Roof-Mounted vs. Ground-Mounted Arrays
Roof-mounted arrays are the most common residential option and typically cost less to install than ground systems. The panels sit on brackets attached to your roof, keeping your yard space free and making them harder for anyone to tamper with. The downsides: shingle roofs require penetrations for mounting hardware, and if your roof needs replacement down the road, the panels have to come off and go back on. You’re also locked into whatever direction your roof faces and whatever angle it sits at, which may not be ideal for solar production.
Ground-mounted arrays can be positioned to face any direction at any angle, so they’re often optimized for maximum energy production. They’re easier to access for maintenance and cleaning. But they cost more to install, take up yard or land space, and typically require fencing. They’re a strong option when your roof is too old, too small, heavily shaded, or facing the wrong direction. Commercial properties sometimes use carport-style ground mounts over parking lots, which provide shade for vehicles while generating power.
System Size and Cost
Most homes need a solar array rated between 5 and 10 kilowatts to cover their electricity usage. A 5 kW system might consist of about 12 to 15 panels, while a 10 kW system could require 24 to 30, depending on the wattage of each panel. Your actual size depends on your electricity consumption, roof space, local sunlight, and how much of your bill you want to offset.

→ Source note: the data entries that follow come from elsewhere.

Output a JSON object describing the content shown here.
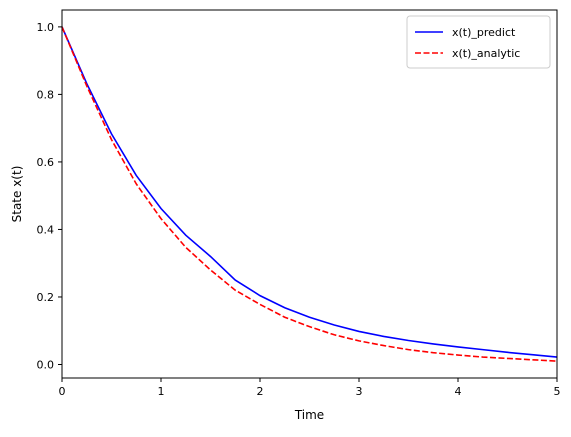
{
  "chart_data": {
    "type": "line",
    "xlabel": "Time",
    "ylabel": "State x(t)",
    "xlim": [
      0,
      5
    ],
    "ylim": [
      -0.04,
      1.05
    ],
    "xticks": [
      0,
      1,
      2,
      3,
      4,
      5
    ],
    "yticks": [
      0.0,
      0.2,
      0.4,
      0.6,
      0.8,
      1.0
    ],
    "xtick_labels": [
      "0",
      "1",
      "2",
      "3",
      "4",
      "5"
    ],
    "ytick_labels": [
      "0.0",
      "0.2",
      "0.4",
      "0.6",
      "0.8",
      "1.0"
    ],
    "grid": false,
    "legend_position": "upper right",
    "x": [
      0,
      0.25,
      0.5,
      0.75,
      1.0,
      1.25,
      1.5,
      1.75,
      2.0,
      2.25,
      2.5,
      2.75,
      3.0,
      3.25,
      3.5,
      3.75,
      4.0,
      4.25,
      4.5,
      4.75,
      5.0
    ],
    "series": [
      {
        "name": "x(t)_predict",
        "color": "#0000ff",
        "style": "solid",
        "values": [
          1.0,
          0.832,
          0.683,
          0.56,
          0.462,
          0.383,
          0.32,
          0.25,
          0.204,
          0.168,
          0.14,
          0.117,
          0.098,
          0.083,
          0.071,
          0.061,
          0.052,
          0.044,
          0.036,
          0.029,
          0.022
        ]
      },
      {
        "name": "x(t)_analytic",
        "color": "#ff0000",
        "style": "dashed",
        "values": [
          1.0,
          0.825,
          0.666,
          0.535,
          0.432,
          0.347,
          0.28,
          0.22,
          0.178,
          0.14,
          0.112,
          0.088,
          0.07,
          0.056,
          0.044,
          0.035,
          0.028,
          0.022,
          0.018,
          0.014,
          0.01
        ]
      }
    ]
  }
}
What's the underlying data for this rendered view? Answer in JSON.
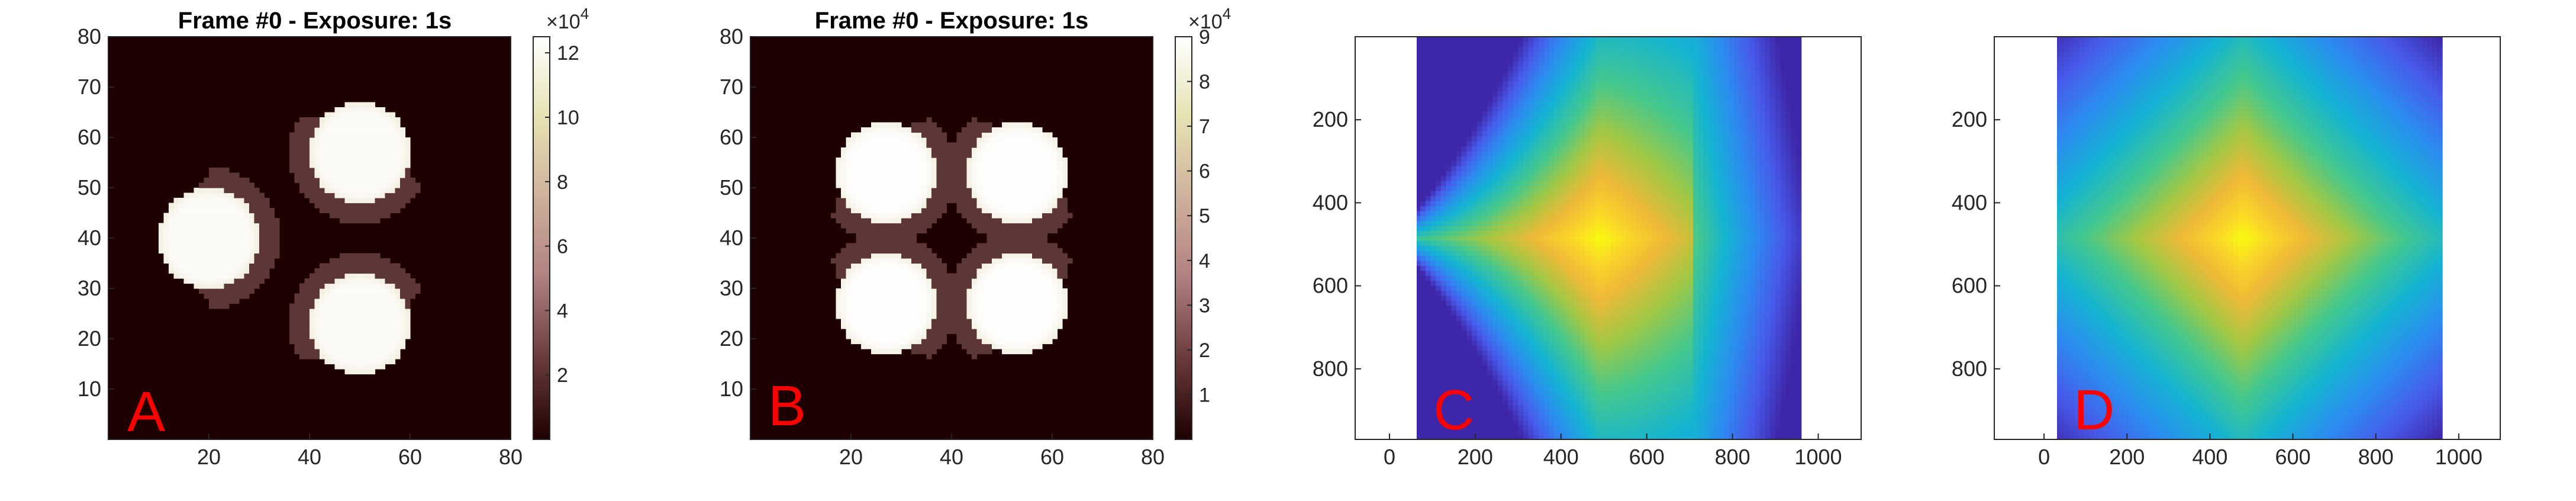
{
  "figure": {
    "background": "#ffffff",
    "panel_label_color": "#ff0000",
    "panels": [
      {
        "letter": "A",
        "title": "Frame #0 - Exposure: 1s",
        "colorbar_exponent_base": "×10",
        "colorbar_exponent_power": "4"
      },
      {
        "letter": "B",
        "title": "Frame #0 - Exposure: 1s",
        "colorbar_exponent_base": "×10",
        "colorbar_exponent_power": "4"
      },
      {
        "letter": "C"
      },
      {
        "letter": "D"
      }
    ]
  },
  "chart_data": [
    {
      "type": "heatmap",
      "panel": "A",
      "title": "Frame #0 - Exposure: 1s",
      "colormap": "pink (dark red to white)",
      "grid": 80,
      "xlim": [
        0,
        80
      ],
      "ylim": [
        0,
        80
      ],
      "x_ticks": [
        20,
        40,
        60,
        80
      ],
      "y_ticks": [
        10,
        20,
        30,
        40,
        50,
        60,
        70,
        80
      ],
      "colorbar": {
        "min": 0,
        "max": 12.5,
        "ticks": [
          2,
          4,
          6,
          8,
          10,
          12
        ],
        "multiplier": "×10^4"
      },
      "background_value": 0.2,
      "halo_value": 2.5,
      "spots": [
        {
          "x": 50,
          "y": 57,
          "radius": 10,
          "value": 12.2
        },
        {
          "x": 20,
          "y": 40,
          "radius": 10,
          "value": 12.2
        },
        {
          "x": 50,
          "y": 23,
          "radius": 10,
          "value": 12.2
        }
      ]
    },
    {
      "type": "heatmap",
      "panel": "B",
      "title": "Frame #0 - Exposure: 1s",
      "colormap": "pink (dark red to white)",
      "grid": 80,
      "xlim": [
        0,
        80
      ],
      "ylim": [
        0,
        80
      ],
      "x_ticks": [
        20,
        40,
        60,
        80
      ],
      "y_ticks": [
        10,
        20,
        30,
        40,
        50,
        60,
        70,
        80
      ],
      "colorbar": {
        "min": 0,
        "max": 9,
        "ticks": [
          1,
          2,
          3,
          4,
          5,
          6,
          7,
          8,
          9
        ],
        "multiplier": "×10^4"
      },
      "background_value": 0.15,
      "halo_value": 1.8,
      "spots": [
        {
          "x": 27,
          "y": 53,
          "radius": 10,
          "value": 8.9
        },
        {
          "x": 53,
          "y": 53,
          "radius": 10,
          "value": 8.9
        },
        {
          "x": 27,
          "y": 27,
          "radius": 10,
          "value": 8.9
        },
        {
          "x": 53,
          "y": 27,
          "radius": 10,
          "value": 8.9
        }
      ]
    },
    {
      "type": "heatmap",
      "panel": "C",
      "colormap": "parula",
      "shape": "triangle",
      "xlim": [
        -80,
        1100
      ],
      "ylim": [
        0,
        970
      ],
      "y_reversed": true,
      "data_extent_x": [
        0,
        960
      ],
      "data_extent_y": [
        0,
        970
      ],
      "x_ticks": [
        0,
        200,
        400,
        600,
        800,
        1000
      ],
      "y_ticks": [
        200,
        400,
        600,
        800
      ],
      "peak": {
        "x": 490,
        "y": 485
      },
      "vertices": [
        {
          "x": 710,
          "y": 0
        },
        {
          "x": 710,
          "y": 970
        },
        {
          "x": 0,
          "y": 485
        }
      ]
    },
    {
      "type": "heatmap",
      "panel": "D",
      "colormap": "parula",
      "shape": "diamond",
      "xlim": [
        -120,
        1100
      ],
      "ylim": [
        0,
        970
      ],
      "y_reversed": true,
      "data_extent_x": [
        0,
        960
      ],
      "data_extent_y": [
        0,
        970
      ],
      "x_ticks": [
        0,
        200,
        400,
        600,
        800,
        1000
      ],
      "y_ticks": [
        200,
        400,
        600,
        800
      ],
      "peak": {
        "x": 480,
        "y": 485
      }
    }
  ]
}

The national average cost for residential solar is about $3.03 per watt before incentives, putting a typical system somewhere between $15,000 and $30,000 before the federal tax credit. Financing through a solar loan raises the effective cost to around $3.62 per watt when interest is factored in. Commercial installations are cheaper per watt, averaging about $2.00, because larger systems benefit from economies of scale. The federal solar tax credit, currently at 30%, brings the out-of-pocket cost down significantly for both residential and commercial installations.